Yukio Mishima (1925-1970) is known for many things including killing himself and being nominated multiple times for the Nobel Prize in Literature and never winning. In his short writing life (around 21 years), Mishima was highly prolific publishing 40 novels, translations including a translation of Alice in Wonderland and many plays. He also wrote for both highbrow and popular audiences.
In 1968 the year Yasunari Kawabata (1899-1972) become the first Japanese author to win the Nobel Prize in Literature, Mishima’s novel Life for Sale, Inochi urimasu, described by critics as ‘an exhilarating piece of quirky fiction’ was published in serial format, in 21 installments, in Weekly Playboy, a Japanese adult magazine.

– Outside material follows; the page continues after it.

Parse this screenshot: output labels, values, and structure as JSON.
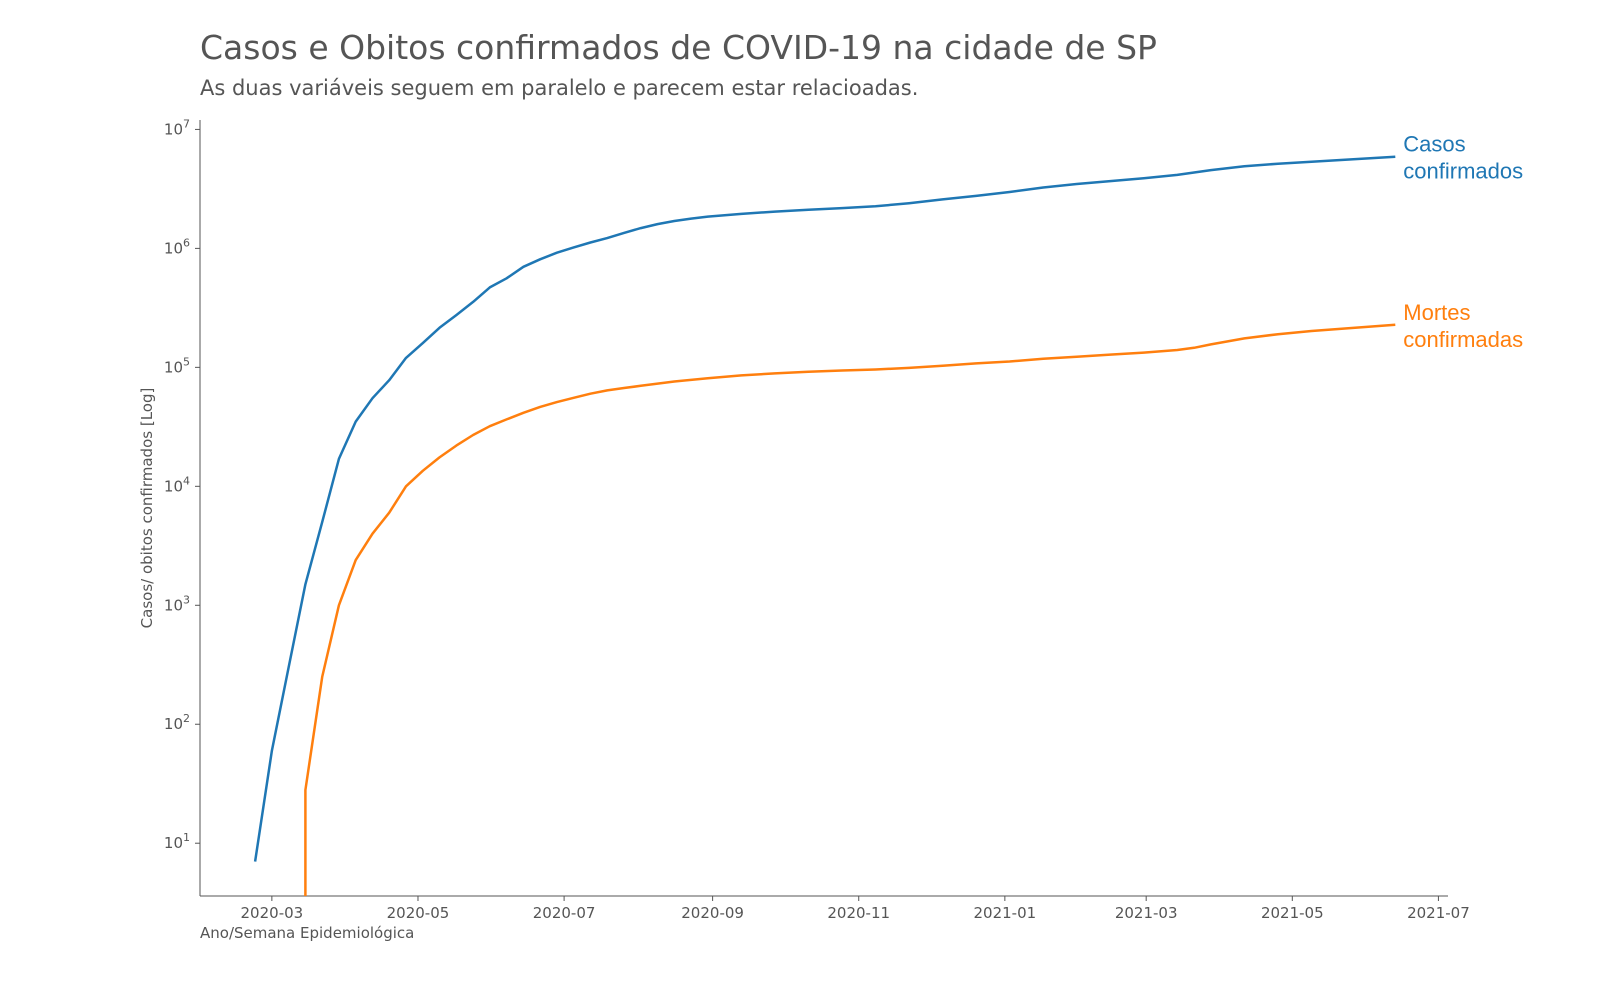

The work is an absurd and dark satire written in the style of a noire crime fiction thriller, sprinkled with some eroticism. Its lead character is an advertising copywriter, called Hanoi Yamada, who after attempting suicide puts his life up for sale.
Weekly Playboy was launched in 1966 in Japan by the manga and magazine publishing house Shueisha, a sister company of Viz Media the largest US publisher of manga and graphic novels, and is still in print today.
In addition to the photography, Weekly Playboy also publishes serialised fiction, which has a long tradition in Japan.
Life for Sale was subsequently published in book format on Christmas day in 1968 and much later adapted for television in Japan, as a six episode drama by Amazon Prime. An English translation by Stephen Dodd was published in 2019.